CVE-2026-36720
Description
BookCars v8.3 allows authenticated users to escalate privileges to admin by modifying their user type via an insecure API endpoint.
AI Insight
LLM-synthesized narrative grounded in this CVE's description and references.
BookCars v8.3 allows authenticated users to escalate privileges to admin by modifying their user type via an insecure API endpoint.
Vulnerability
A privilege escalation vulnerability exists in BookCars versions up to and including v8.3. The vulnerability resides in the /api/update-user endpoint, which allows authenticated users to modify their own user type without sufficient authorization checks. Specifically, the application accepts a type parameter directly from user input and applies it without validating the requesting user's privileges, potentially leading to privilege escalation [1].
Exploitation
An authenticated attacker with a standard user account can exploit this vulnerability. The attacker needs to send a crafted request to the /api/update-user endpoint, including their own user ID and a new type parameter set to 'admin'. The application will then update the user's role to administrator without verifying if the user making the request has the authority to perform such a change [1].
Impact
Successful exploitation allows an authenticated attacker to escalate their privileges from a regular user to an administrator. This grants them complete control over the application's access control system, potentially enabling them to perform any administrative action, modify other user accounts, or access sensitive data [1].
Mitigation
To mitigate this vulnerability, it is recommended to implement proper authorization checks on the /api/update-user endpoint to ensure that only administrators can modify user types. Additionally, consider removing the ability for users to update their own roles through this endpoint and enforce role-based access control (RBAC) for privileged operations. Logging all user type modification attempts is also advised for security auditing [1]. The fixed version and release date are not yet disclosed in the available references.
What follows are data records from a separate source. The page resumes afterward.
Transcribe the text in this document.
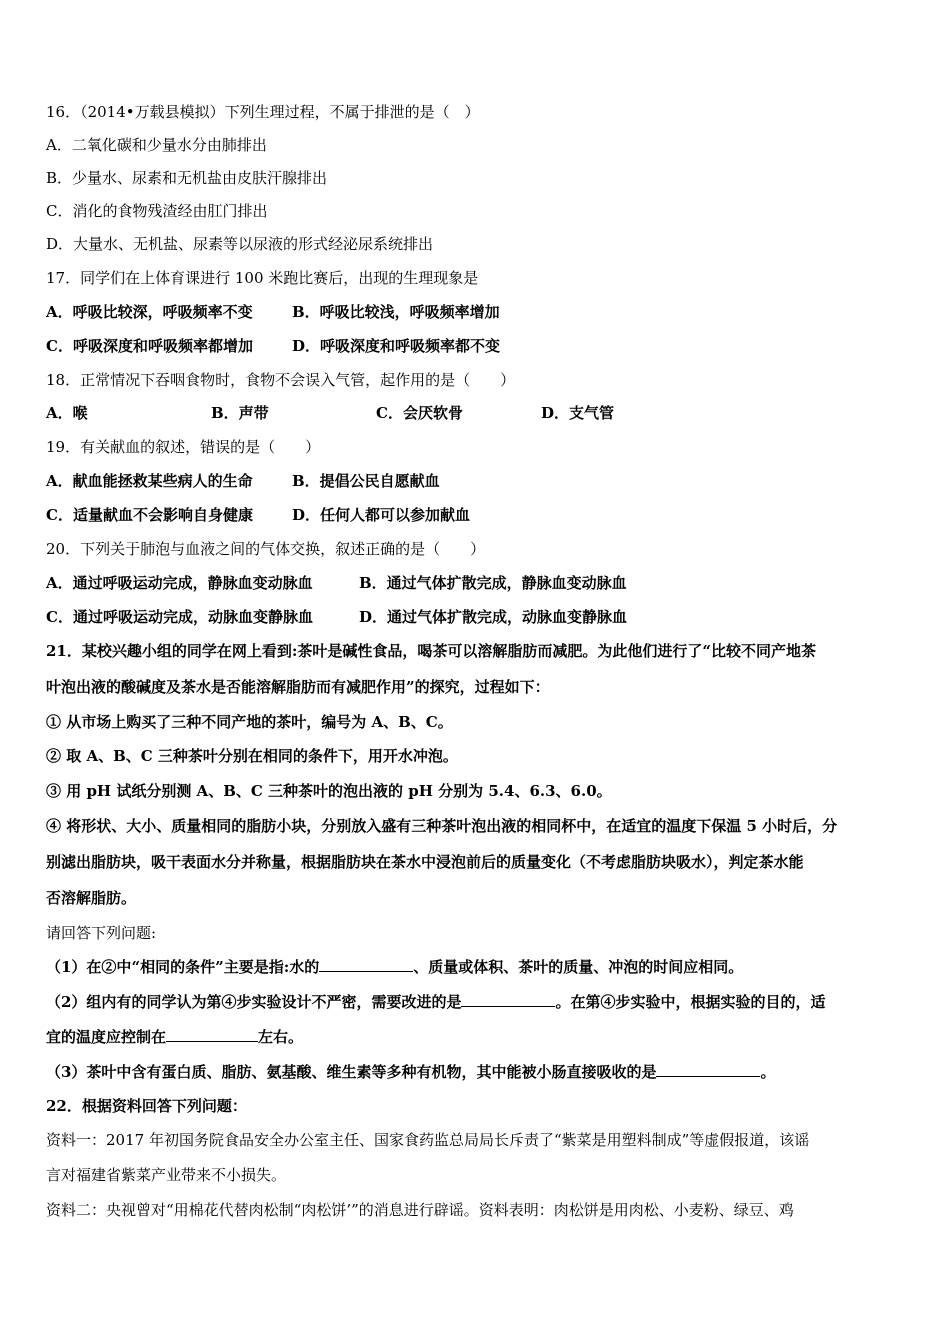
16．（2014•万载县模拟）下列生理过程，不属于排泄的是（　）
A．二氧化碳和少量水分由肺排出
B．少量水、尿素和无机盐由皮肤汗腺排出
C．消化的食物残渣经由肛门排出
D．大量水、无机盐、尿素等以尿液的形式经泌尿系统排出
17．同学们在上体育课进行 100 米跑比赛后，出现的生理现象是
A．呼吸比较深，呼吸频率不变	B．呼吸比较浅，呼吸频率增加
C．呼吸深度和呼吸频率都增加	D．呼吸深度和呼吸频率都不变
18．正常情况下吞咽食物时，食物不会误入气管，起作用的是（　　）
A．喉	B．声带	C．会厌软骨	D．支气管
19．有关献血的叙述，错误的是（　　）
A．献血能拯救某些病人的生命	B．提倡公民自愿献血
C．适量献血不会影响自身健康	D．任何人都可以参加献血
20．下列关于肺泡与血液之间的气体交换，叙述正确的是（　　）
A．通过呼吸运动完成，静脉血变动脉血	B．通过气体扩散完成，静脉血变动脉血
C．通过呼吸运动完成，动脉血变静脉血	D．通过气体扩散完成，动脉血变静脉血
21．某校兴趣小组的同学在网上看到:茶叶是碱性食品，喝茶可以溶解脂肪而减肥。为此他们进行了“比较不同产地茶
叶泡出液的酸碱度及茶水是否能溶解脂肪而有减肥作用”的探究，过程如下：
① 从市场上购买了三种不同产地的茶叶，编号为 A、B、C。
② 取 A、B、C 三种茶叶分别在相同的条件下，用开水冲泡。
③ 用 pH 试纸分别测 A、B、C 三种茶叶的泡出液的 pH 分别为 5.4、6.3、6.0。
④ 将形状、大小、质量相同的脂肪小块，分别放入盛有三种茶叶泡出液的相同杯中，在适宜的温度下保温 5 小时后，分
别滤出脂肪块，吸干表面水分并称量，根据脂肪块在茶水中浸泡前后的质量变化（不考虑脂肪块吸水），判定茶水能
否溶解脂肪。
请回答下列问题:
（1）在②中“相同的条件”主要是指:水的	、质量或体积、茶叶的质量、冲泡的时间应相同。
（2）组内有的同学认为第④步实验设计不严密，需要改进的是	。在第④步实验中，根据实验的目的，适
宜的温度应控制在	左右。
（3）茶叶中含有蛋白质、脂肪、氨基酸、维生素等多种有机物，其中能被小肠直接吸收的是	。
22．根据资料回答下列问题：
资料一：2017 年初国务院食品安全办公室主任、国家食药监总局局长斥责了“紫菜是用塑料制成”等虚假报道，该谣
言对福建省紫菜产业带来不小损失。
资料二：央视曾对“用棉花代替肉松制“肉松饼’”的消息进行辟谣。资料表明：肉松饼是用肉松、小麦粉、绿豆、鸡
AI Insight generated on Jun 9, 2026. Synthesized from this CVE's description and the cited reference URLs; citations are validated against the source bundle.
Affected products
1Patches
0No patches discovered yet.
Vulnerability mechanics
Root cause
"Authenticated users can modify their own user type without proper authorization checks."
Attack vector
An authenticated attacker can exploit this vulnerability by sending a POST request to the `/api/update-user` endpoint. The request body should include the user's ID and the desired new type, such as 'admin'. The application accepts the `type` parameter directly from user input and applies it without validating if the requesting user has the necessary privileges to perform such a modification. This allows any authenticated user to escalate their privileges to administrator.
Affected code
The vulnerability resides in the `update` function within `/backend/src/controllers/userController.ts`. Specifically, the code directly assigns the `type` parameter from the request body to the user object without any authorization checks to verify if the current user has the permission to change user types.
What the fix does
The advisory recommends implementing proper authorization checks to ensure only administrators can modify user types. It also suggests removing the ability for users to update their own roles through the self-service update endpoint and applying role-based access control (RBAC) to restrict privileged operations. Logging all user type modification attempts is also advised for security auditing.
Preconditions
- authThe attacker must be an authenticated user.
Reproduction
Login as user test@localhost.localhost on the user frontend. Update type of user test@localhost.localhost to admin by its id. Login as user test@localhost.localhost on the admin frontend to verify the type has been changed to admin.
Generated on Jun 9, 2026. Inputs: CWE entries + fix-commit diffs from this CVE's patches. Citations validated against bundle.
References
1News mentions
0No linked articles in our index yet.